Why a thread, not Celery: Celery requires a broker (Redis/RabbitMQ), worker processes, and deployment configuration. For the current scale (one tenant, low email volume), this overhead is unjustified. A daemon thread achieves the primary goal — request returns immediately, SMTP handshake happens out-of-band — with no new infrastructure dependencies.
Tradeoffs accepted:
- No retry on failure. Emails that fail silently are lost. Acceptable until email
becomes a critical user flow (e.g., order confirmations, compliance alerts).
fail_silently=Trueensures a failed send never crashes the app. - No delivery tracking. Sufficient for current operational notifications.
What was not changed: Django’s built-in password reset email
(django.contrib.auth views). Overriding this requires subclassing the auth views.
Password reset SMTP latency is a one-off user action, not a request-path bottleneck.
PASSWORD_RESET_TIMEOUT tightened to 86400s (24 hours) as a separate hardening step.

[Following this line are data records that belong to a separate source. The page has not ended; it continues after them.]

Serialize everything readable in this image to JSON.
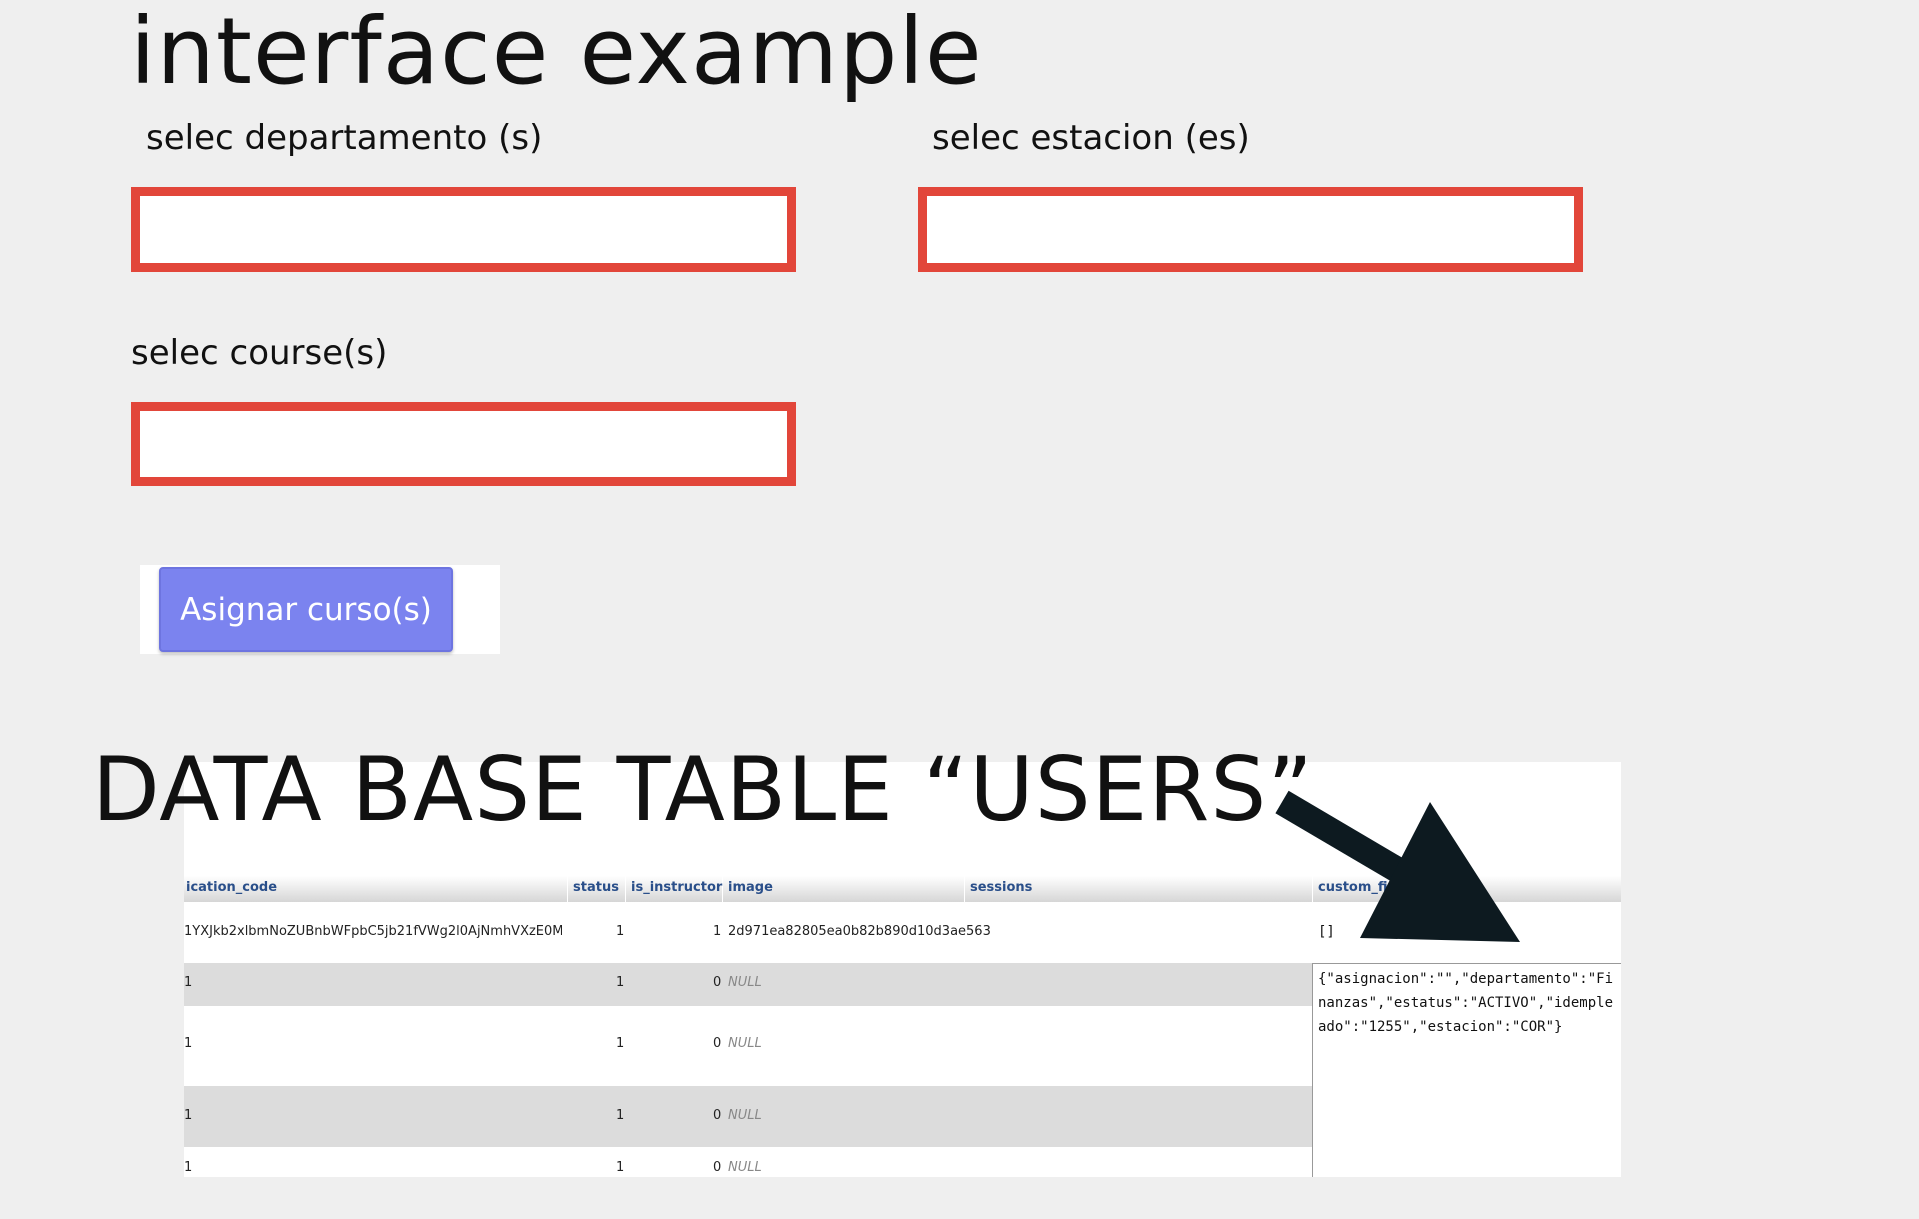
{
  "page": {
    "title": "interface example"
  },
  "form": {
    "departamento_label": "selec departamento (s)",
    "estacion_label": "selec estacion (es)",
    "course_label": "selec course(s)",
    "assign_button_label": "Asignar curso(s)"
  },
  "database": {
    "title": "DATA BASE TABLE “USERS”",
    "columns": [
      "ication_code",
      "status",
      "is_instructor",
      "image",
      "sessions",
      "custom_field"
    ],
    "rows": [
      {
        "code": "1YXJkb2xlbmNoZUBnbWFpbC5jb21fVWg2l0AjNmhVXzE0MD...",
        "status": "1",
        "is_instructor": "1",
        "image": "2d971ea82805ea0b82b890d10d3ae563",
        "custom_field": "[]"
      },
      {
        "code": "1",
        "status": "1",
        "is_instructor": "0",
        "image": "NULL"
      },
      {
        "code": "1",
        "status": "1",
        "is_instructor": "0",
        "image": "NULL"
      },
      {
        "code": "1",
        "status": "1",
        "is_instructor": "0",
        "image": "NULL"
      },
      {
        "code": "1",
        "status": "1",
        "is_instructor": "0",
        "image": "NULL"
      }
    ],
    "custom_field_json": "{\"asignacion\":\"\",\"departamento\":\"Finanzas\",\"estatus\":\"ACTIVO\",\"idempleado\":\"1255\",\"estacion\":\"COR\"}"
  },
  "colors": {
    "input_border": "#e2463a",
    "button_bg": "#7b83ef",
    "header_text": "#2a4f8a",
    "arrow": "#0d1a20"
  }
}
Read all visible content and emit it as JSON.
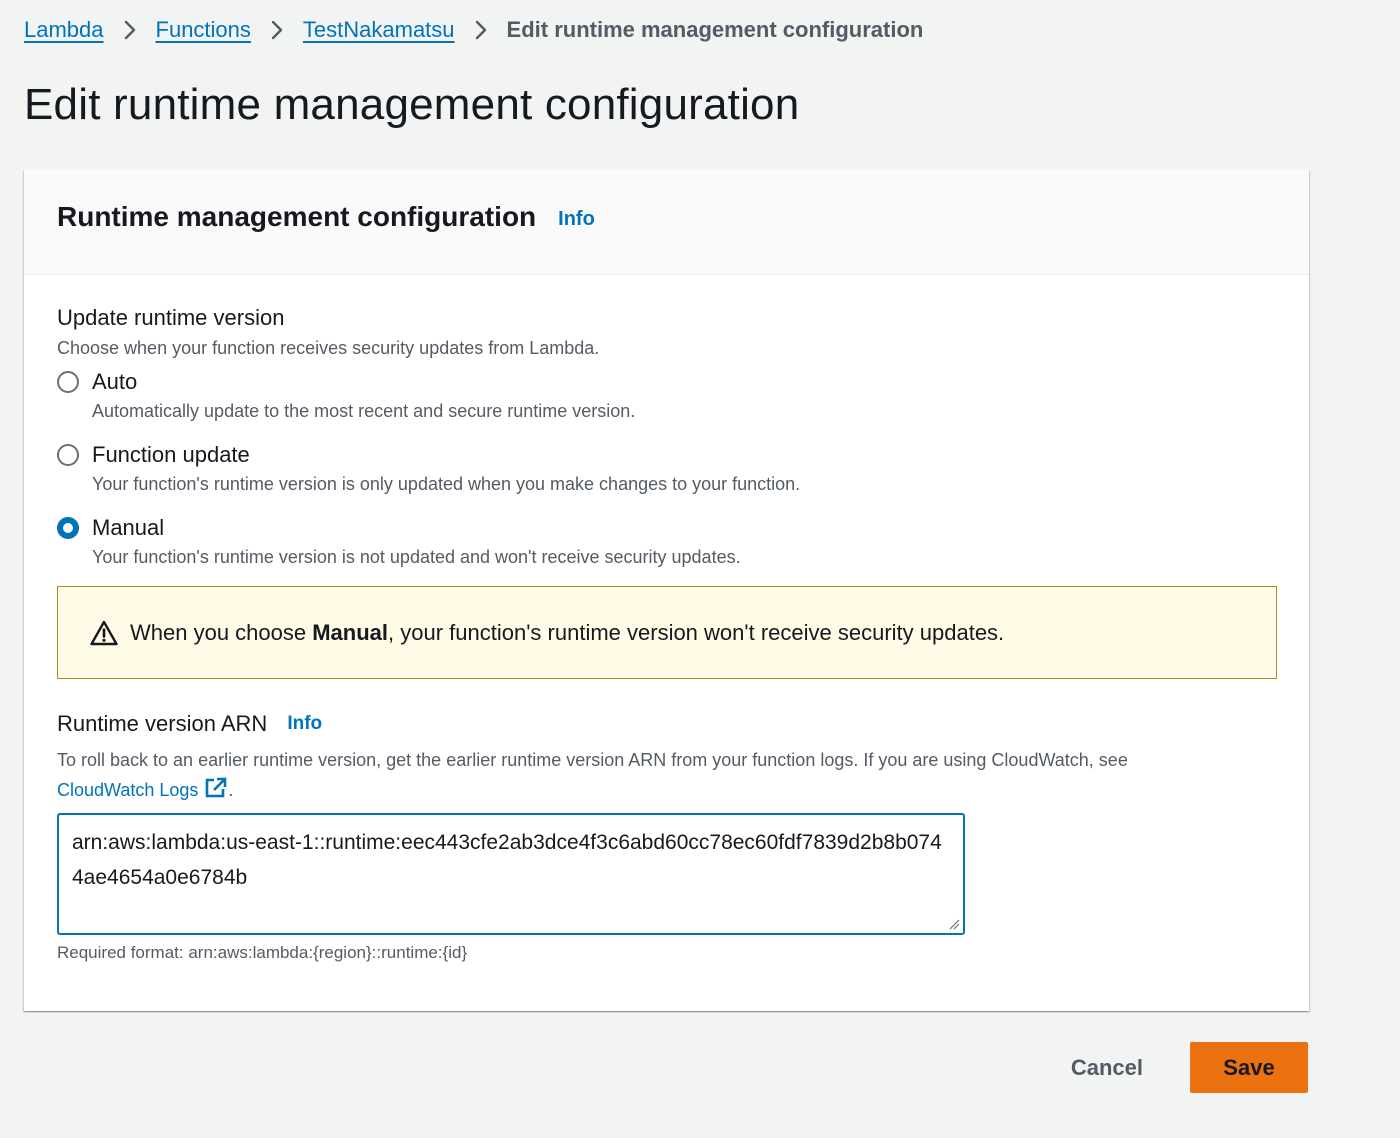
{
  "breadcrumb": {
    "items": [
      "Lambda",
      "Functions",
      "TestNakamatsu"
    ],
    "current": "Edit runtime management configuration"
  },
  "page": {
    "title": "Edit runtime management configuration"
  },
  "panel": {
    "title": "Runtime management configuration",
    "info_label": "Info"
  },
  "update_runtime": {
    "label": "Update runtime version",
    "description": "Choose when your function receives security updates from Lambda.",
    "selected": "Manual",
    "options": [
      {
        "label": "Auto",
        "description": "Automatically update to the most recent and secure runtime version."
      },
      {
        "label": "Function update",
        "description": "Your function's runtime version is only updated when you make changes to your function."
      },
      {
        "label": "Manual",
        "description": "Your function's runtime version is not updated and won't receive security updates."
      }
    ]
  },
  "alert": {
    "prefix": "When you choose ",
    "emphasis": "Manual",
    "suffix": ", your function's runtime version won't receive security updates."
  },
  "arn": {
    "label": "Runtime version ARN",
    "info_label": "Info",
    "description": "To roll back to an earlier runtime version, get the earlier runtime version ARN from your function logs. If you are using CloudWatch, see ",
    "link_text": "CloudWatch Logs",
    "description_end": ".",
    "value": "arn:aws:lambda:us-east-1::runtime:eec443cfe2ab3dce4f3c6abd60cc78ec60fdf7839d2b8b0744ae4654a0e6784b",
    "constraint": "Required format: arn:aws:lambda:{region}::runtime:{id}"
  },
  "actions": {
    "cancel": "Cancel",
    "save": "Save"
  },
  "colors": {
    "link": "#0073bb",
    "primary_button": "#ec7211",
    "warning_bg": "#fffbe6",
    "warning_border": "#ac8a1c"
  }
}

3. Env Validation at Startup
Decision: CompaniesConfig.ready() validates that SECRET_KEY, DATABASE_URL,
and ALLOWED_HOSTS are present in the OS environment when DEBUG = False.
Raises ImproperlyConfigured immediately, crashing the boot process with a clear
message before any request is served.
Why CompaniesConfig: It is the foundational tenant model app, loaded early in
INSTALLED_APPS. ready() is called once during startup after all apps are
registered — the correct hook for pre-flight checks.
Why only these three vars: They are the minimum required for the app to function
at all. Missing SECRET_KEY → all sessions and CSRF tokens are broken. Missing
DATABASE_URL → every request fails. Missing ALLOWED_HOSTS → Django rejects all
requests. Other vars (email, Stripe) fail gracefully or are not yet integrated.
Consequences
- All list views and EUDR report queries are now index-backed for multi-tenant filter patterns. Performance impact will be measurable under the first real load test.
- A bad deployment (missing env var) now fails loudly at boot on Render rather than producing cryptic errors on user requests.
- Email sends are fire-and-forget. No delivery confirmation. Acceptable at current scale; revisit before email becomes a contractual obligation (e.g., compliance deadline alerts to operators).